The importance of multiple gene analysis for diagnosis and differential diagnosis in charcot marie tooth disease


YALÇINTEPE S., GÜRKAN H., DEMİR S., ÖZEMRİ SAĞ Ş. , ATLI E. İ. , ATLI E., ...More

Turkish Neurosurgery, vol.31, pp.888-895, 2021 (Journal Indexed in SCI) identifier identifier identifier

  • Publication Type: Article / Article
  • Volume: 31
  • Publication Date: 2021
  • Doi Number: 10.5137/1019-5149.jtn.33661-21.3
  • Title of Journal : Turkish Neurosurgery
  • Page Numbers: pp.888-895
  • Keywords: Charcot-marie-tooth, Next generation sequencing, Multigene testing, Hereditary neuropathy, DISTAL SYMMETRIC POLYNEUROPATHY, NEUROPATHIES, ASSOCIATION, MPZ

Abstract

AIM: To investigate the genetic etiology of Charcot-Marie-Tooth (CMT) disease or hereditary motor and sensory neuropathy (HMSN).

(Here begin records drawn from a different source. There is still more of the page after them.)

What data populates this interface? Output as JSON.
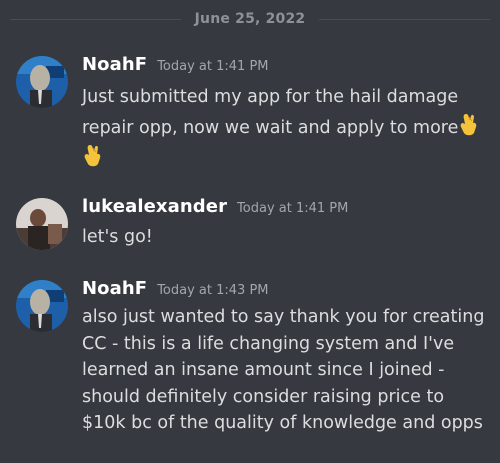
{
  "date_divider": "June 25, 2022",
  "messages": [
    {
      "author": "NoahF",
      "timestamp": "Today at 1:41 PM",
      "text": "Just submitted my app for the hail damage repair opp, now we wait and apply to more",
      "emoji": [
        "fingers-crossed-icon",
        "fingers-crossed-icon"
      ]
    },
    {
      "author": "lukealexander",
      "timestamp": "Today at 1:41 PM",
      "text": "let's go!"
    },
    {
      "author": "NoahF",
      "timestamp": "Today at 1:43 PM",
      "text": "also just wanted to say thank you for creating CC - this is a life changing system and I've learned an insane amount since I joined - should definitely consider raising price to $10k bc of the quality of knowledge and opps"
    }
  ],
  "colors": {
    "background": "#36393f",
    "author": "#ffffff",
    "text": "#dcddde",
    "timestamp": "#a3a6aa",
    "emoji": "#f5c33b"
  }
}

MATERIAL and METHODS: We herein examined 55 non-related patients with a suspicion of CMT phenotype or HMSN using a customized multigene panel based on the next-generation sequencing technique. All cases were previously analyzed for PMP22 duplication with the Multiplex Ligand Probe Amplification (MLPA) method. RESULTS: In 13 cases (7.15%), we identified a pathogenic/likely pathogenic variant. The affected genes were MARS1, NDRG1, GJB1, GDAP1, MFN2, PRX, SH3TC2, and FGD4. In six cases (10.9%), novel variants were identified: pathogenic variants in GJB1 and FGD4 genes, variants of unknown significance (VUS) in HSPB3, CHRNA1, ARHGEF10, and KIF5A genes. In 21 cases (11.55%), VUS with the genes HSPB3, KIF1B, SCN11A, CHRNA1, HSPB1, FIG4, ARHGEF10, DHTKD1, SBF1, EGR2, SBF2, IGHMBP2, KIF5A, and DNAJB2 were identified. CONCLUSION: In this study, we had a 7.15% diagnosis rate with the NGS (Next Generation Sequencing) method in the CMT disease. Targeted next-generation sequencing panels are beneficial, time-saving, and cost-effective in the diagnosis of CMT.